Gender distribution of live births at our clinic between 2001 and 2008

Year	Female	Male	P
2001	47% (820/1730)	53% (910/1730)	0.423
2002	50% (894/1804)	50% (910/1804)	0.254
2003	46% (848/1833)	54% (985/1833)	0.061
2004	49% (868/1773)	51% (905/1773)	0.556
2005	49% (901/1840)	51% (939/1840)	0.541
2006	49% (875/1793)	51% (918/1793)	0.651
2007	49% (880/1796)	51% (916/1796)	0.528
2008	47% (854/1799)	53% (945/1799)	0.451

The median maternal age in our population was 35 years, which could account for the high prevalence of chromosomal abnormalities. To reduce contamination bias from maternal cells in this retrospective study, accurate selection of specimens for culture was performed by an experienced geneticist. Moreover, the risk of contamination was low for fetal skin and placenta samples at gestational weeks 11–22.

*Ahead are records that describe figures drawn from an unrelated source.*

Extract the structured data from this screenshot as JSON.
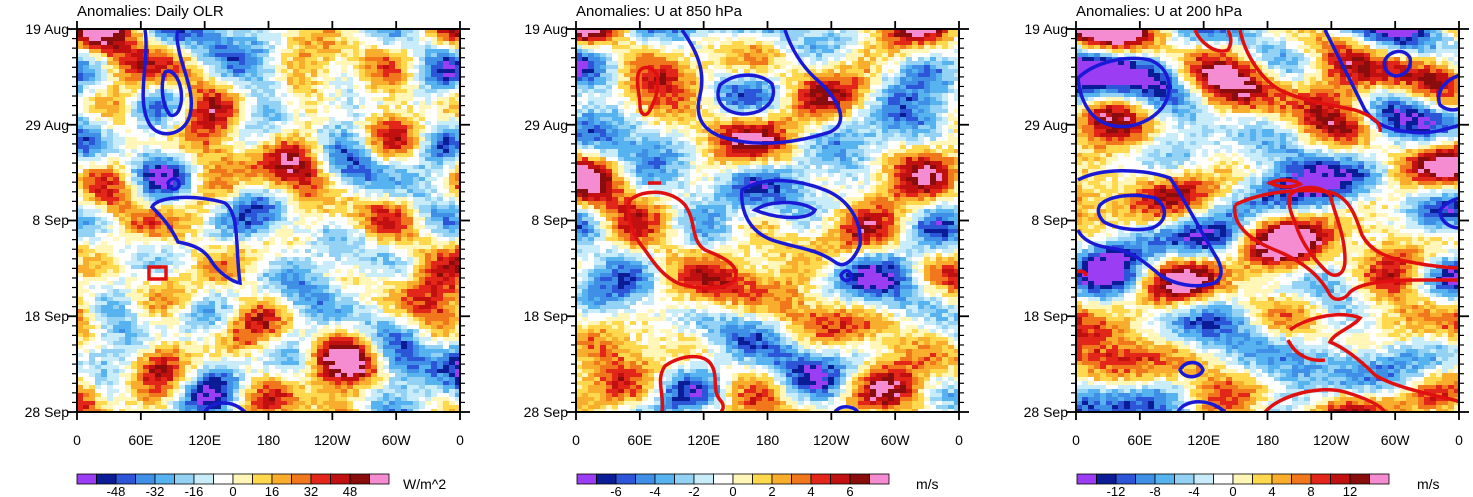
{
  "chart_data": [
    {
      "type": "heatmap",
      "title": "Anomalies: Daily OLR",
      "x_ticks": [
        "0",
        "60E",
        "120E",
        "180",
        "120W",
        "60W",
        "0"
      ],
      "y_ticks": [
        "19 Aug",
        "29 Aug",
        "8 Sep",
        "18 Sep",
        "28 Sep"
      ],
      "colorbar": {
        "labels": [
          "-48",
          "-32",
          "-16",
          "0",
          "16",
          "32",
          "48"
        ],
        "units": "W/m^2"
      },
      "field_seed": 11
    },
    {
      "type": "heatmap",
      "title": "Anomalies: U at 850 hPa",
      "x_ticks": [
        "0",
        "60E",
        "120E",
        "180",
        "120W",
        "60W",
        "0"
      ],
      "y_ticks": [
        "19 Aug",
        "29 Aug",
        "8 Sep",
        "18 Sep",
        "28 Sep"
      ],
      "colorbar": {
        "labels": [
          "-6",
          "-4",
          "-2",
          "0",
          "2",
          "4",
          "6"
        ],
        "units": "m/s"
      },
      "field_seed": 23
    },
    {
      "type": "heatmap",
      "title": "Anomalies: U at 200 hPa",
      "x_ticks": [
        "0",
        "60E",
        "120E",
        "180",
        "120W",
        "60W",
        "0"
      ],
      "y_ticks": [
        "19 Aug",
        "29 Aug",
        "8 Sep",
        "18 Sep",
        "28 Sep"
      ],
      "colorbar": {
        "labels": [
          "-12",
          "-8",
          "-4",
          "0",
          "4",
          "8",
          "12"
        ],
        "units": "m/s"
      },
      "field_seed": 37
    }
  ],
  "palette": [
    "#9b3df2",
    "#0b1d96",
    "#2c55d8",
    "#3f8fe6",
    "#56b3ef",
    "#93d2f5",
    "#c9ecfb",
    "#ffffff",
    "#fff6b8",
    "#ffd84d",
    "#f8ad2c",
    "#f0771c",
    "#e3261a",
    "#c01010",
    "#8a0d0d",
    "#f58cd2"
  ]
}
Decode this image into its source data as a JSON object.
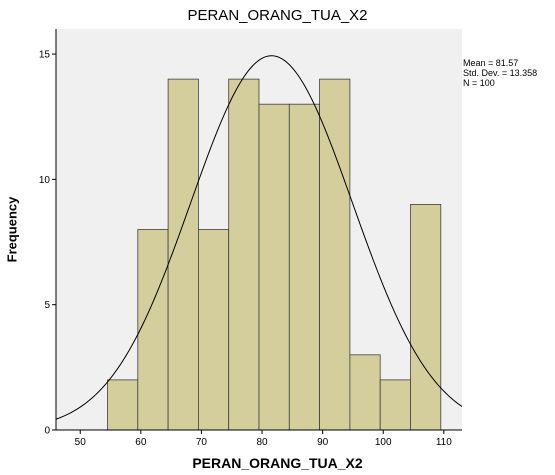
{
  "chart_data": {
    "type": "bar",
    "title": "PERAN_ORANG_TUA_X2",
    "xlabel": "PERAN_ORANG_TUA_X2",
    "ylabel": "Frequency",
    "xlim": [
      46,
      113
    ],
    "ylim": [
      0,
      16
    ],
    "xticks": [
      "50",
      "60",
      "70",
      "80",
      "90",
      "100",
      "110"
    ],
    "yticks": [
      "0",
      "5",
      "10",
      "15"
    ],
    "bin_width": 5,
    "bins": [
      {
        "x0": 54.5,
        "value": 2
      },
      {
        "x0": 59.5,
        "value": 8
      },
      {
        "x0": 64.5,
        "value": 14
      },
      {
        "x0": 69.5,
        "value": 8
      },
      {
        "x0": 74.5,
        "value": 14
      },
      {
        "x0": 79.5,
        "value": 13
      },
      {
        "x0": 84.5,
        "value": 13
      },
      {
        "x0": 89.5,
        "value": 14
      },
      {
        "x0": 94.5,
        "value": 3
      },
      {
        "x0": 99.5,
        "value": 2
      },
      {
        "x0": 104.5,
        "value": 9
      }
    ],
    "normal_curve": {
      "mean": 81.57,
      "std": 13.358,
      "n": 100
    },
    "stats_text": [
      "Mean = 81.57",
      "Std. Dev. = 13.358",
      "N = 100"
    ],
    "grid": false,
    "colors": {
      "plot_bg": "#f0f0f0",
      "bar_fill": "#d3ce9c",
      "bar_stroke": "#404040",
      "curve": "#000000"
    }
  }
}
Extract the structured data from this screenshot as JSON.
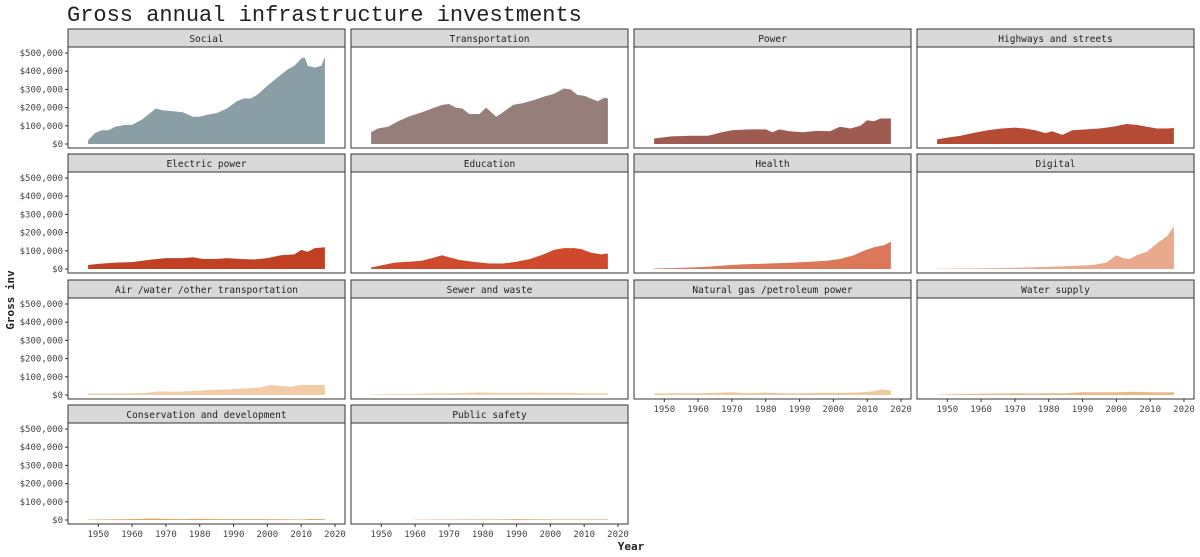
{
  "chart_data": {
    "type": "area",
    "title": "Gross annual infrastructure investments",
    "xlabel": "Year",
    "ylabel": "Gross inv",
    "xlim": [
      1944,
      2020
    ],
    "ylim": [
      0,
      500000
    ],
    "x_ticks": [
      1950,
      1960,
      1970,
      1980,
      1990,
      2000,
      2010,
      2020
    ],
    "y_ticks": [
      0,
      100000,
      200000,
      300000,
      400000,
      500000
    ],
    "y_tick_labels": [
      "$0",
      "$100,000",
      "$200,000",
      "$300,000",
      "$400,000",
      "$500,000"
    ],
    "x_tick_labels": [
      "1950",
      "1960",
      "1970",
      "1980",
      "1990",
      "2000",
      "2010",
      "2020"
    ],
    "layout": "facet-wrap 4 columns",
    "facets": [
      {
        "name": "Social",
        "color": "#8a9ea6",
        "points": [
          [
            1947,
            20000
          ],
          [
            1949,
            60000
          ],
          [
            1951,
            75000
          ],
          [
            1953,
            75000
          ],
          [
            1955,
            95000
          ],
          [
            1958,
            105000
          ],
          [
            1960,
            105000
          ],
          [
            1963,
            135000
          ],
          [
            1966,
            180000
          ],
          [
            1967,
            195000
          ],
          [
            1969,
            185000
          ],
          [
            1972,
            180000
          ],
          [
            1975,
            175000
          ],
          [
            1978,
            150000
          ],
          [
            1980,
            150000
          ],
          [
            1982,
            160000
          ],
          [
            1985,
            170000
          ],
          [
            1988,
            195000
          ],
          [
            1991,
            235000
          ],
          [
            1993,
            250000
          ],
          [
            1995,
            250000
          ],
          [
            1997,
            270000
          ],
          [
            2000,
            320000
          ],
          [
            2002,
            350000
          ],
          [
            2004,
            380000
          ],
          [
            2006,
            410000
          ],
          [
            2008,
            430000
          ],
          [
            2010,
            470000
          ],
          [
            2011,
            475000
          ],
          [
            2012,
            430000
          ],
          [
            2014,
            420000
          ],
          [
            2016,
            430000
          ],
          [
            2017,
            480000
          ]
        ]
      },
      {
        "name": "Transportation",
        "color": "#967f7a",
        "points": [
          [
            1947,
            65000
          ],
          [
            1949,
            85000
          ],
          [
            1952,
            95000
          ],
          [
            1955,
            125000
          ],
          [
            1958,
            150000
          ],
          [
            1962,
            175000
          ],
          [
            1965,
            195000
          ],
          [
            1968,
            215000
          ],
          [
            1970,
            220000
          ],
          [
            1972,
            200000
          ],
          [
            1974,
            195000
          ],
          [
            1976,
            165000
          ],
          [
            1979,
            165000
          ],
          [
            1981,
            200000
          ],
          [
            1984,
            150000
          ],
          [
            1986,
            175000
          ],
          [
            1989,
            215000
          ],
          [
            1992,
            225000
          ],
          [
            1995,
            240000
          ],
          [
            1998,
            260000
          ],
          [
            2001,
            275000
          ],
          [
            2004,
            305000
          ],
          [
            2006,
            300000
          ],
          [
            2008,
            270000
          ],
          [
            2010,
            265000
          ],
          [
            2012,
            250000
          ],
          [
            2014,
            235000
          ],
          [
            2016,
            255000
          ],
          [
            2017,
            250000
          ]
        ]
      },
      {
        "name": "Power",
        "color": "#9d5b51",
        "points": [
          [
            1947,
            30000
          ],
          [
            1952,
            42000
          ],
          [
            1958,
            45000
          ],
          [
            1963,
            45000
          ],
          [
            1967,
            65000
          ],
          [
            1970,
            75000
          ],
          [
            1975,
            80000
          ],
          [
            1980,
            80000
          ],
          [
            1982,
            65000
          ],
          [
            1984,
            80000
          ],
          [
            1987,
            70000
          ],
          [
            1991,
            65000
          ],
          [
            1995,
            72000
          ],
          [
            1999,
            70000
          ],
          [
            2002,
            95000
          ],
          [
            2005,
            85000
          ],
          [
            2008,
            100000
          ],
          [
            2010,
            130000
          ],
          [
            2012,
            125000
          ],
          [
            2014,
            140000
          ],
          [
            2017,
            140000
          ]
        ]
      },
      {
        "name": "Highways and streets",
        "color": "#b54a35",
        "points": [
          [
            1947,
            25000
          ],
          [
            1950,
            35000
          ],
          [
            1954,
            45000
          ],
          [
            1958,
            62000
          ],
          [
            1962,
            75000
          ],
          [
            1966,
            85000
          ],
          [
            1970,
            90000
          ],
          [
            1973,
            85000
          ],
          [
            1976,
            75000
          ],
          [
            1979,
            60000
          ],
          [
            1981,
            70000
          ],
          [
            1984,
            50000
          ],
          [
            1987,
            75000
          ],
          [
            1991,
            80000
          ],
          [
            1995,
            85000
          ],
          [
            1999,
            95000
          ],
          [
            2003,
            110000
          ],
          [
            2006,
            105000
          ],
          [
            2009,
            95000
          ],
          [
            2012,
            85000
          ],
          [
            2015,
            85000
          ],
          [
            2017,
            88000
          ]
        ]
      },
      {
        "name": "Electric power",
        "color": "#c13f22",
        "points": [
          [
            1947,
            22000
          ],
          [
            1950,
            28000
          ],
          [
            1955,
            35000
          ],
          [
            1960,
            38000
          ],
          [
            1965,
            50000
          ],
          [
            1970,
            60000
          ],
          [
            1975,
            60000
          ],
          [
            1978,
            65000
          ],
          [
            1981,
            55000
          ],
          [
            1985,
            55000
          ],
          [
            1988,
            60000
          ],
          [
            1992,
            55000
          ],
          [
            1996,
            52000
          ],
          [
            2000,
            60000
          ],
          [
            2004,
            75000
          ],
          [
            2008,
            80000
          ],
          [
            2010,
            105000
          ],
          [
            2012,
            95000
          ],
          [
            2014,
            115000
          ],
          [
            2017,
            120000
          ]
        ]
      },
      {
        "name": "Education",
        "color": "#cf4a2d",
        "points": [
          [
            1947,
            8000
          ],
          [
            1950,
            20000
          ],
          [
            1954,
            35000
          ],
          [
            1958,
            40000
          ],
          [
            1962,
            45000
          ],
          [
            1965,
            60000
          ],
          [
            1968,
            75000
          ],
          [
            1970,
            65000
          ],
          [
            1973,
            50000
          ],
          [
            1977,
            40000
          ],
          [
            1982,
            30000
          ],
          [
            1986,
            30000
          ],
          [
            1990,
            40000
          ],
          [
            1994,
            55000
          ],
          [
            1998,
            80000
          ],
          [
            2001,
            105000
          ],
          [
            2004,
            115000
          ],
          [
            2007,
            115000
          ],
          [
            2009,
            110000
          ],
          [
            2012,
            90000
          ],
          [
            2015,
            80000
          ],
          [
            2017,
            85000
          ]
        ]
      },
      {
        "name": "Health",
        "color": "#dc775a",
        "points": [
          [
            1947,
            3000
          ],
          [
            1952,
            5000
          ],
          [
            1958,
            8000
          ],
          [
            1963,
            12000
          ],
          [
            1968,
            20000
          ],
          [
            1973,
            25000
          ],
          [
            1978,
            28000
          ],
          [
            1983,
            32000
          ],
          [
            1988,
            35000
          ],
          [
            1993,
            40000
          ],
          [
            1998,
            45000
          ],
          [
            2002,
            55000
          ],
          [
            2006,
            75000
          ],
          [
            2009,
            100000
          ],
          [
            2012,
            120000
          ],
          [
            2015,
            130000
          ],
          [
            2017,
            150000
          ]
        ]
      },
      {
        "name": "Digital",
        "color": "#e8a98d",
        "points": [
          [
            1947,
            1000
          ],
          [
            1955,
            3000
          ],
          [
            1965,
            5000
          ],
          [
            1975,
            9000
          ],
          [
            1985,
            15000
          ],
          [
            1993,
            22000
          ],
          [
            1997,
            35000
          ],
          [
            2000,
            75000
          ],
          [
            2002,
            60000
          ],
          [
            2004,
            55000
          ],
          [
            2006,
            75000
          ],
          [
            2009,
            95000
          ],
          [
            2012,
            140000
          ],
          [
            2015,
            180000
          ],
          [
            2017,
            235000
          ]
        ]
      },
      {
        "name": "Air /water /other transportation",
        "color": "#f2cba7",
        "points": [
          [
            1947,
            8000
          ],
          [
            1955,
            8000
          ],
          [
            1963,
            10000
          ],
          [
            1968,
            20000
          ],
          [
            1973,
            18000
          ],
          [
            1978,
            22000
          ],
          [
            1983,
            28000
          ],
          [
            1988,
            30000
          ],
          [
            1993,
            35000
          ],
          [
            1998,
            42000
          ],
          [
            2001,
            55000
          ],
          [
            2004,
            50000
          ],
          [
            2007,
            45000
          ],
          [
            2010,
            55000
          ],
          [
            2014,
            55000
          ],
          [
            2017,
            55000
          ]
        ]
      },
      {
        "name": "Sewer and waste",
        "color": "#f4d3b1",
        "points": [
          [
            1947,
            2000
          ],
          [
            1952,
            5000
          ],
          [
            1958,
            5000
          ],
          [
            1965,
            10000
          ],
          [
            1970,
            10000
          ],
          [
            1975,
            12000
          ],
          [
            1980,
            15000
          ],
          [
            1985,
            12000
          ],
          [
            1990,
            12000
          ],
          [
            1995,
            14000
          ],
          [
            2000,
            12000
          ],
          [
            2005,
            12000
          ],
          [
            2010,
            10000
          ],
          [
            2017,
            10000
          ]
        ]
      },
      {
        "name": "Natural gas /petroleum power",
        "color": "#f0c89f",
        "points": [
          [
            1947,
            8000
          ],
          [
            1955,
            10000
          ],
          [
            1960,
            10000
          ],
          [
            1965,
            12000
          ],
          [
            1970,
            15000
          ],
          [
            1975,
            10000
          ],
          [
            1980,
            14000
          ],
          [
            1985,
            10000
          ],
          [
            1990,
            10000
          ],
          [
            1995,
            12000
          ],
          [
            2000,
            12000
          ],
          [
            2005,
            12000
          ],
          [
            2008,
            15000
          ],
          [
            2012,
            20000
          ],
          [
            2014,
            30000
          ],
          [
            2017,
            25000
          ]
        ]
      },
      {
        "name": "Water supply",
        "color": "#ebb883",
        "points": [
          [
            1947,
            2000
          ],
          [
            1952,
            4000
          ],
          [
            1958,
            6000
          ],
          [
            1965,
            8000
          ],
          [
            1970,
            10000
          ],
          [
            1975,
            8000
          ],
          [
            1980,
            10000
          ],
          [
            1985,
            10000
          ],
          [
            1990,
            15000
          ],
          [
            1995,
            15000
          ],
          [
            2000,
            15000
          ],
          [
            2005,
            18000
          ],
          [
            2010,
            15000
          ],
          [
            2017,
            15000
          ]
        ]
      },
      {
        "name": "Conservation and development",
        "color": "#e3a866",
        "points": [
          [
            1947,
            2000
          ],
          [
            1955,
            4000
          ],
          [
            1962,
            6000
          ],
          [
            1966,
            8000
          ],
          [
            1970,
            6000
          ],
          [
            1975,
            5000
          ],
          [
            1980,
            7000
          ],
          [
            1985,
            5000
          ],
          [
            1990,
            5000
          ],
          [
            1995,
            5000
          ],
          [
            2000,
            5000
          ],
          [
            2005,
            4000
          ],
          [
            2010,
            3000
          ],
          [
            2013,
            6000
          ],
          [
            2017,
            5000
          ]
        ]
      },
      {
        "name": "Public safety",
        "color": "#d69a4e",
        "points": [
          [
            1960,
            1500
          ],
          [
            1970,
            2000
          ],
          [
            1980,
            2500
          ],
          [
            1985,
            3000
          ],
          [
            1990,
            4000
          ],
          [
            1995,
            3500
          ],
          [
            2000,
            3000
          ],
          [
            2005,
            3000
          ],
          [
            2010,
            2500
          ],
          [
            2017,
            2500
          ]
        ]
      }
    ]
  }
}
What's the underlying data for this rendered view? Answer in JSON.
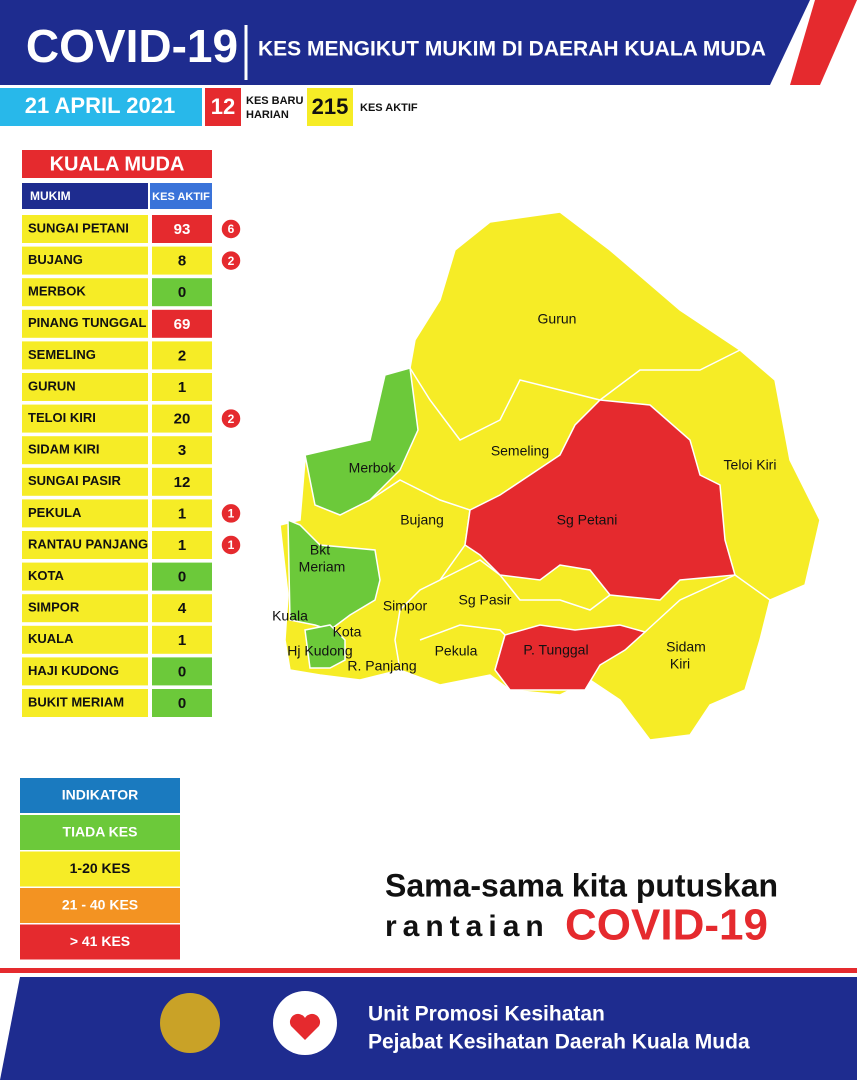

According to the current literature, autosomal trisomies are the most common karyotype anomaly, followed by triploidies in both genders,12 being significantly more frequent in male (50%, 57/114) than in female POC (32%, 64/199).13,14

Despite the crucial role of chromosomal anomalies in recurrent miscarriages, their relatively low incidence (39%) suggests that other mechanisms may be responsible for recurrent miscarriages.15 According to evolutionary theory and the Dawkin’s Selfish Gene theory, sexually antagonistic genes may be expressed during early genetic determination of gender.16,17 An example of sexual gene antagonism may be found in the butterfly, Acrea encedon, which has a gender imbalance of 97% favoring females as a result of sex chromosome drive.16

In the 1980s, McGrath and Solter tried to create a uniparental mouse,18 finding the embryo from two mothers to be properly organized, but was not able to develop a functional placenta, and the embryo from two fathers was found to be disorganized despite the development of a large and healthy placenta. The presence of genetic sexual antagonism may explain the higher prevalence of female POC, because the imprinted male genes of the placenta are slightly more prone to favor a male embryo than a female one.

In our opinion, during the first trimester of pregnancy, miscarried female POC may be partially due to imprinted paternal genes. Further studies are required to confirm this theory, which is based on conflict in maintaining the equilibrium between genders in mammalian species and imprinting influences during intrauterine life.19

Despite the retrospective nature of our study, and the limited clinical information it offers, the large number of cases strengthens our data. We conclude that female embryos are more prone to be miscarried than male ones in recurrent miscarriages, and that more research should be carried out to study the influence of imprinting on intrauterine life.